There is an easy way to solve this.
If you were offered the opportunity of managing a property, costing you €4,000pa but with potential return of up to €24,000pa, would you be interested?
 
I'd assume it's a scam.

After assuming it was a scam, but then discovering it was a legitimate proposition, driven by government policy, offered by LA's not wanting to manage the upkeep of all its properties, targeting working people paying already paying high proportions of their incomes in rent, in RPZ's....would you be interested in getting involved in a scheme that will cost you €4,000pa but could yield you a potential €24,000pa.
 
@PaxmanK
It may answer some of your questions as to why landlords are exiting the market – see page 15. I assume the reasons would equally apply to landlords in RPZs.
I sincerely hope this brings this thread back on topic...

I remember being genuinely surprised that none of the recommendations/options presented by the Tax Strategy Group were reflected in last year's budget. Seemed a wasted opportunity to me.
 
I sincerely hope this brings this thread back on topic...

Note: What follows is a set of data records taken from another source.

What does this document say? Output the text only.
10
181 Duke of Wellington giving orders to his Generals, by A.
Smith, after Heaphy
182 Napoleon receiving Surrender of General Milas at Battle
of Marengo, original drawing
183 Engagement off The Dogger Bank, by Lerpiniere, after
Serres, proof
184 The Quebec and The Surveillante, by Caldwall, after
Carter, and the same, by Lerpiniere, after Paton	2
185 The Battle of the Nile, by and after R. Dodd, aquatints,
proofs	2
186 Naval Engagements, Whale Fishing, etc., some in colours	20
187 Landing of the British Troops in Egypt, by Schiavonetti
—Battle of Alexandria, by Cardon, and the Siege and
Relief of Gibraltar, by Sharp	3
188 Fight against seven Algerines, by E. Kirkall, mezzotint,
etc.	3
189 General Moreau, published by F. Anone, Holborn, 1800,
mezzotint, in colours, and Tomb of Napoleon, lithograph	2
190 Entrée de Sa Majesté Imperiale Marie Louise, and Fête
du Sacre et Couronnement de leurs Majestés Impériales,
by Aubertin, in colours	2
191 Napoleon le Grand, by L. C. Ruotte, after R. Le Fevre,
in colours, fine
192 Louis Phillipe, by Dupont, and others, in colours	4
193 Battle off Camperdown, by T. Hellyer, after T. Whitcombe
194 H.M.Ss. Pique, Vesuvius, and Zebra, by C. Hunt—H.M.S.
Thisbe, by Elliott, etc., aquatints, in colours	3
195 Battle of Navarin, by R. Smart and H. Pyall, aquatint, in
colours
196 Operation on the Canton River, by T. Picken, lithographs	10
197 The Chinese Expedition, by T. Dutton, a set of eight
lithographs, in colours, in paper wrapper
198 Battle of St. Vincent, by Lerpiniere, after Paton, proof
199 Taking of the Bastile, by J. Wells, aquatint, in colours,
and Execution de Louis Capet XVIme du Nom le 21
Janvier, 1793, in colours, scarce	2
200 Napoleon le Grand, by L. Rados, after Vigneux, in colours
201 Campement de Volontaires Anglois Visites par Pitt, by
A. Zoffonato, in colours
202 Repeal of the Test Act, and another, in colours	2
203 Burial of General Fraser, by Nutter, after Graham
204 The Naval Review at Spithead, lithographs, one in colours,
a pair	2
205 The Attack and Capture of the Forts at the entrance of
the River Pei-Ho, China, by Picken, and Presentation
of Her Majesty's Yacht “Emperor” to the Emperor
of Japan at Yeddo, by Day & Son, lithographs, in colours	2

I remember being genuinely surprised that none of the recommendations/options presented by the Tax Strategy Group were reflected in last year's budget. Seemed a wasted opportunity to me.

Probably something to do with most of them being nothing more than a wish list of favourable tax demands.
Ask any other sector of the economy and they could put together a similar wish list.
 
After assuming it was a scam, but then discovering it was a legitimate proposition, driven by government policy, offered by LA's not wanting to manage the upkeep of all its properties, targeting working people paying already paying high proportions of their incomes in rent, in RPZ's....would you be interested in getting involved in a scheme that will cost you €4,000pa but could yield you a potential €24,000pa.

I guess you have to look at the local authority or govt past track record and your experiences with them and consider how likely to work out as promised or are you likely to get shafted.

For me their track record suggests I'll regret anything they touch.